Thanks to Will Richardson‘s recommendation, I recently read David Silver’s essay History, Hype and Hope: An Afterword. And like Richardson, I found the following paragraph quotable:
This is the writeable generation, a generation of young people who think of media as something they read and something they write – often simultaneously. This is a generation of content creators, a generation of young people who with the help of Web 2.0 tools know how to create content, how to share content, and how to converse about content. This is the generation for whom broadcast media – and its silent, obedient audiences – is rapidly fading and for whom conversations make more sense than lectures. This is a new generation with new writeable behaviors and it’s hard not to be hopeful about that.
Silver is interacting with university-level students, whom I can well believe are content creators.
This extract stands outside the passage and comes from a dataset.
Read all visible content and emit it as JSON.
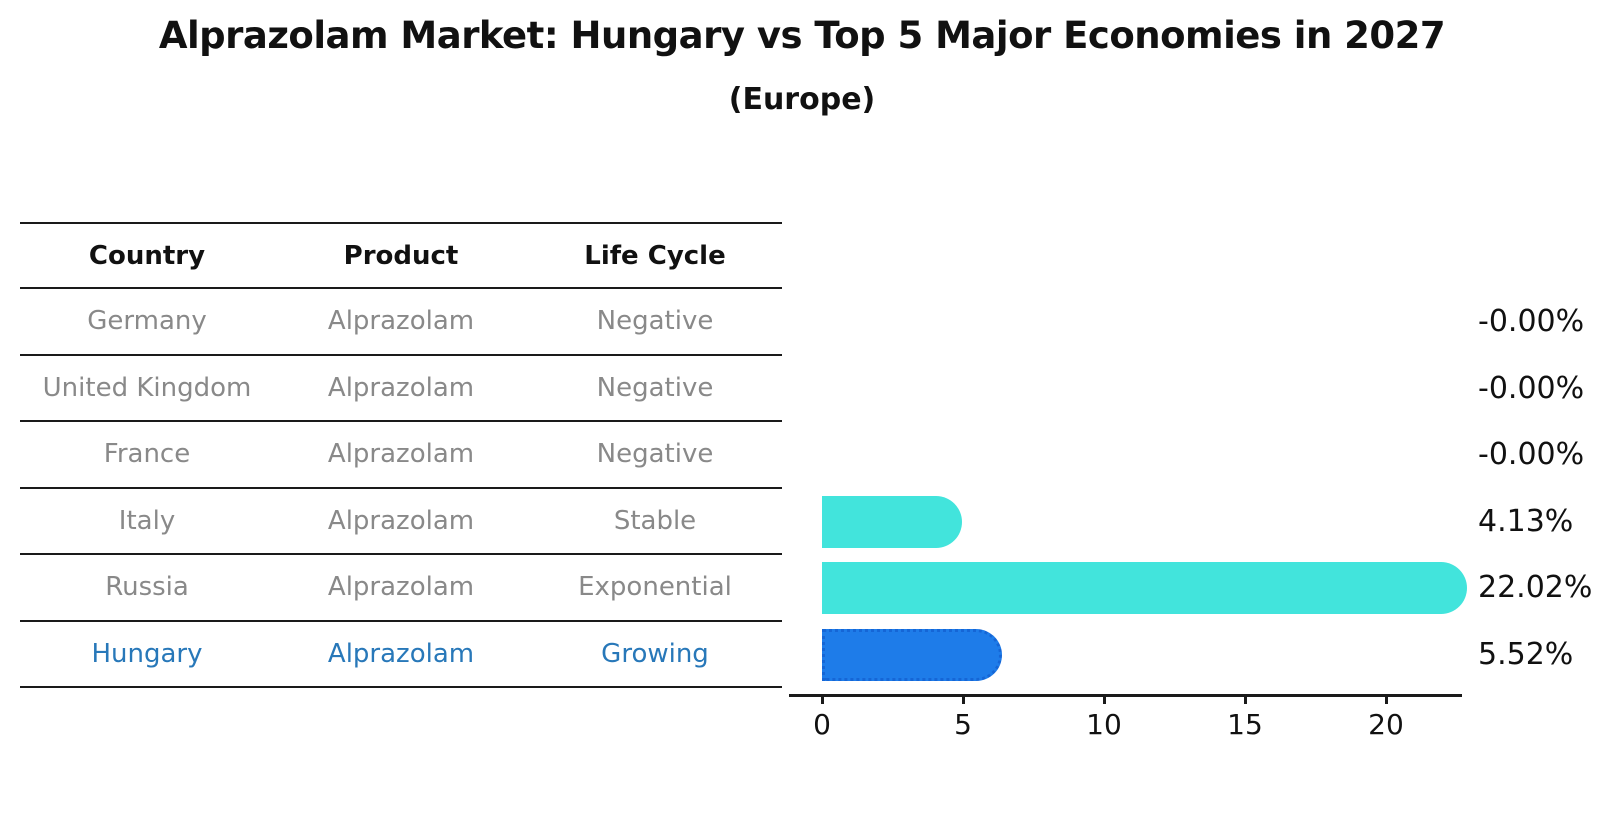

I am wondering how I can help my high school students become the type of university / college students that Mr. Silver is encountering. Right now I would have to say that few of my students are really using Web 2.0 apart from Facebook. And while Facebook does allow for some content sharing and conversation, and arguably content creation, it is the light version of it in my opinion.
So tonight I’m wondering how I can assist teenagers – many of whom don’t have regular internet access – find and work with content creation tools that suit them. I have to accept that some will want to use tools that I’m not personally working with, so what will be my criteria for allowing their use in the classroom? And how can I best support students in using tools that I am just learning myself?